Há, ainda, uma imposição normativa que mantém o formato da sessão virtual em estreita harmonia com o princípio constitucional que assegura a fundamentação das decisões judiciais (artigo 93, inciso IX, CF). A declaração de voto passa a ser obrigatória quando o desembargador vogal divergir do relator ou o acompanhar com ressalva de entendimento. É que, divergindo do relator, o voto vogal poderá assumir a posição de voto vencido, de modo que sua declaração será obrigatória (artigo 941, § 3º) ou assumirá a condição de voto vencedor, condutor da ratio decidendi. Acompanhando o relator por outro fundamento, impõe-se igualmente a declaração de voto. Isso porque sua fundamentação pode constituir a ratio decidendi ou, se não for, facilitará a compreensão da razão de decidir do colegiado. Sem a exteriorização das razões que levaram ao resultado do julgamento não há devido processo legal e nem jurisdição válida. Isso porque o princípio constitucional da ampla defesa não teria como ser exercitado com efetividade e impossível seria o controle social da atividade jurisdicional. Se o relator ficar vencido e o voto condutor da divergência não for declarado, haverá nulidade do julgamento.
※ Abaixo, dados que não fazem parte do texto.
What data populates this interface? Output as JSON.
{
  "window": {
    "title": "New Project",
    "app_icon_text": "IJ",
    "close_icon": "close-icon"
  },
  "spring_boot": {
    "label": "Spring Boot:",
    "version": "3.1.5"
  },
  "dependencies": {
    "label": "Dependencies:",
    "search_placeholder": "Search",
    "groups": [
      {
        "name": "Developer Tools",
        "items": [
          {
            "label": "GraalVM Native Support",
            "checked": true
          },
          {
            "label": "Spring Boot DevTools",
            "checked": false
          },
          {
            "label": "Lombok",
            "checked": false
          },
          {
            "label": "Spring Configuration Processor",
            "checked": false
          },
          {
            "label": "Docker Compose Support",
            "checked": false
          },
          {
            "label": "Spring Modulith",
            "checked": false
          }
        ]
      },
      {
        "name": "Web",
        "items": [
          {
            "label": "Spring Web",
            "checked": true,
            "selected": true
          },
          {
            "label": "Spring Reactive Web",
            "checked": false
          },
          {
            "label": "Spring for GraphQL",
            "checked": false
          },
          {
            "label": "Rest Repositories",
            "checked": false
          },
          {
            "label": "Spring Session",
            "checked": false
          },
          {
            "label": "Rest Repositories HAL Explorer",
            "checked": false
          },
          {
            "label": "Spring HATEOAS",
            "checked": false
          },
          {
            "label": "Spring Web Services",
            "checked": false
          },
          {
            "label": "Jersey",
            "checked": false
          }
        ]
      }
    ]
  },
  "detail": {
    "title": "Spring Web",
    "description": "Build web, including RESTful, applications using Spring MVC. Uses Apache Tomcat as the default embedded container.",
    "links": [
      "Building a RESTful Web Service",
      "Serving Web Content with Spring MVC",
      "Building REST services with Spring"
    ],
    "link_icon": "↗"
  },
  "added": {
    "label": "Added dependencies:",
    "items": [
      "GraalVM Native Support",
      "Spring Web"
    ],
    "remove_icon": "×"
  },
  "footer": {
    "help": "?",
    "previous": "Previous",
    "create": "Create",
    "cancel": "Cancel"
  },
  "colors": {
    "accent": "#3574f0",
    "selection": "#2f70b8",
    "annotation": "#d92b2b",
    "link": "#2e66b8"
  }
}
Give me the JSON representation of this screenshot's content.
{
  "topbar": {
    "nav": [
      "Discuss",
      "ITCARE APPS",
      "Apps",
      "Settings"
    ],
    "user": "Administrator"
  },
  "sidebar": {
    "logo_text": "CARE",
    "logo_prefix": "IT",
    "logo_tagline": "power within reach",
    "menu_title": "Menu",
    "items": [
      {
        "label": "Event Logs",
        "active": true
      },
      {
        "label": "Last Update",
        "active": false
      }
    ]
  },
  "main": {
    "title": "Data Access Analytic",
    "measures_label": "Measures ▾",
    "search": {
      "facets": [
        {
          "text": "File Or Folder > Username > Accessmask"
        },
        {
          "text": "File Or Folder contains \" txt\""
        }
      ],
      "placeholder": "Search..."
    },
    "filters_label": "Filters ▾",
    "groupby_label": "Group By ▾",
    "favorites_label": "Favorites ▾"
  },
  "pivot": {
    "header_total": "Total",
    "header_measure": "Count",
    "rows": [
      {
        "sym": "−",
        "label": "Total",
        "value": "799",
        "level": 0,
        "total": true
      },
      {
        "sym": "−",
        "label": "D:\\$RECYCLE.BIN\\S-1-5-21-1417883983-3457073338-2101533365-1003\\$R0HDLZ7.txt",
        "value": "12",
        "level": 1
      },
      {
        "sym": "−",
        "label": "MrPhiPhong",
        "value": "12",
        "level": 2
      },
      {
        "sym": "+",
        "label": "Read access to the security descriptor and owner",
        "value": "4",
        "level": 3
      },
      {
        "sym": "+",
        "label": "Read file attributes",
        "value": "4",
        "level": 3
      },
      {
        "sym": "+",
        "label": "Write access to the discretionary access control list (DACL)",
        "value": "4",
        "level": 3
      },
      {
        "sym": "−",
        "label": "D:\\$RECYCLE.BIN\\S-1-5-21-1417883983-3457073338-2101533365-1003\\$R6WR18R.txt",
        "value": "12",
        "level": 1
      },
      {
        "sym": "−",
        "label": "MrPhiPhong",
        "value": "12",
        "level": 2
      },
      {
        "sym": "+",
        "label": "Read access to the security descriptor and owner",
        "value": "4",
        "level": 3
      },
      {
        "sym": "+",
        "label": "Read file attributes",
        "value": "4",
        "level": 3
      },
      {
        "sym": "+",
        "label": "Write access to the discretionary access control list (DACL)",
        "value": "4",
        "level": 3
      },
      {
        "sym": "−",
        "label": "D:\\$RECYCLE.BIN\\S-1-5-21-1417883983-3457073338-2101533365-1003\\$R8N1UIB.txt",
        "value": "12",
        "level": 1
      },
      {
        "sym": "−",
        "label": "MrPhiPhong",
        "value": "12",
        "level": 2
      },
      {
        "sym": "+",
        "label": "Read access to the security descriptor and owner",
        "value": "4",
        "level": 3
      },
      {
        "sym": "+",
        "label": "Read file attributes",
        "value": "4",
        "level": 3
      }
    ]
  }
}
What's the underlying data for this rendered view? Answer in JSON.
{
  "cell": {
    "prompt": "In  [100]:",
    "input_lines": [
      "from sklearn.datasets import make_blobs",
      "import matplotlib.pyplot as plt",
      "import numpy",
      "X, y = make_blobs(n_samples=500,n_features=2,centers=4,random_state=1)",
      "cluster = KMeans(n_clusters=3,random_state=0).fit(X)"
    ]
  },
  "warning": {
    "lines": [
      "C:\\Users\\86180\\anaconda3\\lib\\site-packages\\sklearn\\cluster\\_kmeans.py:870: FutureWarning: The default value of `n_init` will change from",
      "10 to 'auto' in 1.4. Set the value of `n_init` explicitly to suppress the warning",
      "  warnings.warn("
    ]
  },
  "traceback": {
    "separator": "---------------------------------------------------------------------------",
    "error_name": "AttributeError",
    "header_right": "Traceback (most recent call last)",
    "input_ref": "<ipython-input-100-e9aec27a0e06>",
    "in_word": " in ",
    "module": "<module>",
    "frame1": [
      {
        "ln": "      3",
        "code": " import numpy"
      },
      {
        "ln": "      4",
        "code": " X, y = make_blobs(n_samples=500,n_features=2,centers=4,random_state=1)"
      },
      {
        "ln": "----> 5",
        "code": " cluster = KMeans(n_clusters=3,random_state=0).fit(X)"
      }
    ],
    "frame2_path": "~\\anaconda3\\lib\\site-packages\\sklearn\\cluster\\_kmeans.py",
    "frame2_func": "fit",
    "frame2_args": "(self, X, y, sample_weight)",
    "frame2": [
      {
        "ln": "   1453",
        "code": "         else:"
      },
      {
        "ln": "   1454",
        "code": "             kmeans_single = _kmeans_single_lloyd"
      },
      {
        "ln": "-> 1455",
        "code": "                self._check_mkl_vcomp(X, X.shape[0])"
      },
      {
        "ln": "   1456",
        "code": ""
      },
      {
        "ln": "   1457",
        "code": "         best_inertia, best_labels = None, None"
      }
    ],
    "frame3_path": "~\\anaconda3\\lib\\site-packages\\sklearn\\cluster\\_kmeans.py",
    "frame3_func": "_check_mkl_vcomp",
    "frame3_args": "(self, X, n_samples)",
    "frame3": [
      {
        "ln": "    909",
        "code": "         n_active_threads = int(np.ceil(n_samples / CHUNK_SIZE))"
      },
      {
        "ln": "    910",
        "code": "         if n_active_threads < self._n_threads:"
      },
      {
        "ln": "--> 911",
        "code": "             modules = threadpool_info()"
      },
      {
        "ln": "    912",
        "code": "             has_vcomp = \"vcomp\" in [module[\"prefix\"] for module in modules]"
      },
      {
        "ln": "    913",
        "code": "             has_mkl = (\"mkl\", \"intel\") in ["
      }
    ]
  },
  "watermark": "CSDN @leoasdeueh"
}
Sendo unânime o julgamento ou quando houver divergência que não atraia a aplicação da técnica de julgamento prevista no artigo 942 do CPC/15, o processo segue para a lavratura do acórdão pelo relator. Quando, no entanto, o resultado do julgamento não for unânime e a hipótese atrair a regra do artigo 942 do CPC/15, o processo será encaminhado, automaticamente, para a sessão presencial, com a publicação de nova pauta, com vistas à continuidade do julgamento perante o colegiado ampliado.

Tem-se, portanto, que o formato adotado pelo plenário virtual garante plena observância dos princípios fundamentais do processo, notadamente os da ampla defesa e da publicidade. Não há comprometimento do princípio da colegialidade e da segurança dos julgados. O julgamento continua colegiado. Haverá discussão, possibilidade de convencimento mútuo entre os julgadores e divergências, só que tudo ocorrerá no ambiente eletrônico. A dinâmica procedimental da sessão virtual, em que os vogais têm acesso previamente ao voto do relator e dispõem de tempo razoável para examinar com vagar as questões de direito e de fato, acaba por proporcionar maior segurança ao julgado. É uma alternativa, que supera, em eficiência e segurança, o julgamento em lista, até então utilizado largamente pelos tribunais.